By now the Irish Sports Council was contributing €643,837 towards paying the network of Games Development Officers employed by clubs, down from €1m.
McEntee made a presentation at a recent underage development meeting in Meath and said Meath needed a proportionate amount.
Counties began speaking up on what they perceived as being inequality in GAA funding.
At the unveiling of the GAA's 2015 accounts it was outlined how Dublin received €1.46 million in games development funding — nearly €1.3 million more than Laois who were second in the table.
Current director general Tom Ryan was the GAA's finance director at the time and suggested that equalisation measures were on the way. But the gap was significant.
Dublin senior football manager Jim Gavin came to his county's defence, pointing out that the Sports Council funding was necessary for the health of Gaelic games in the Capital. "The funding has gone into the clubs" he said.
"The intelligent thing that Dublin GAA did is invest in people. And that's what they are doing.
"There is very little capital investment going on in Dublin clubs at the moment. The county board, with that funding, matches it on parity - there's a 50:50 split.
"Having experienced Cumann na mBunscoil, there is still a cohort of teachers there to promote Gaelic games in our schools but the reality is that that is beginning to wane. There is a battle ground being fought by the GAA in Dublin. There are plenty of other outdoor activities that kids can get involved in. We want them to play Gaelic games. It's no different here in Castlebar than in Clondalkin. We need to get out there and invest in our people."

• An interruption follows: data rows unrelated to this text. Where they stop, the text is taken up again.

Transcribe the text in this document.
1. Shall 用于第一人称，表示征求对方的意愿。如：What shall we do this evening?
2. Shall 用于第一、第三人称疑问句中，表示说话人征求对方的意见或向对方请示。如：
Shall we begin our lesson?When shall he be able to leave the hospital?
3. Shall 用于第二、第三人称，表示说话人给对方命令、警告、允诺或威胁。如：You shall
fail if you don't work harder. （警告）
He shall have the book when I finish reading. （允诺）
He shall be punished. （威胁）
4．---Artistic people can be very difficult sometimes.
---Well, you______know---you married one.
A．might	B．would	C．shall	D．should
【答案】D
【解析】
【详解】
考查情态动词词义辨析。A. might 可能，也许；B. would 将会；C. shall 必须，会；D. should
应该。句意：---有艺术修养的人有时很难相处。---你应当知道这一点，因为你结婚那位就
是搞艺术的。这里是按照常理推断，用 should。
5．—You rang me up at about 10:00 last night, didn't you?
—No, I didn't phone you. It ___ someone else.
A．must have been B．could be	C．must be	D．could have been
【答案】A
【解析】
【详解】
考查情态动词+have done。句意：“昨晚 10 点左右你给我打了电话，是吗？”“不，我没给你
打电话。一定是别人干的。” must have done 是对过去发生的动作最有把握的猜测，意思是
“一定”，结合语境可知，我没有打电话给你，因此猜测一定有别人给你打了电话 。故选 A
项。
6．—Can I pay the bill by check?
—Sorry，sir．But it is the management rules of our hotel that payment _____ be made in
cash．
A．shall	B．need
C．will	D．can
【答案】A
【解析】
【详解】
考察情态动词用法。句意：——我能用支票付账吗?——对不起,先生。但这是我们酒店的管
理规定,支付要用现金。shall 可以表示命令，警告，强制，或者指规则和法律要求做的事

Later that year, the GAA invested €12m in a new state-of-the-art facility located in Abbotstown in the heart of Dublin 15 which would be the principal training facility for the foreseeable future.
The GAA also devoted an extra €1.5m for an initial three years for coaching and games development projects in the main commuter counties outside Dublin - Louth, Kildare, Meath and Wicklow. This was to put more coaches on the ground in an effort to cater for the rapid population growth in these areas.
All that has happened is counties have fallen further behind. The time for action has long since passed
In 2018, AIG extended its sponsorship for another five years as the footballers continue to dominate, now looking to capture six All-Ireland titles in a row with the likes of Brian Fenton simply not used to losing in his county colours.
Two weeks ago former Westmeath player John Connellan penned a 1500-word open letter to try to restart a serious debate about the GAA's funding model.
That debate has been raging for almost 15 years now.
All that has happened is counties have fallen further behind. The time for action has long since passed. Counties can either wait for something to eventually land in their laps – maybe an extra grant or two here and there - or they can try to forge a new path themselves.
It appears that it will take serious direction, time, visionary individuals, huge resources and patience. With county board officials already stretched in every possible way - not least with the task of fundraising - it's most likely a plan to be conducted with their blessing but separate to the non-stop administrative duties they already face.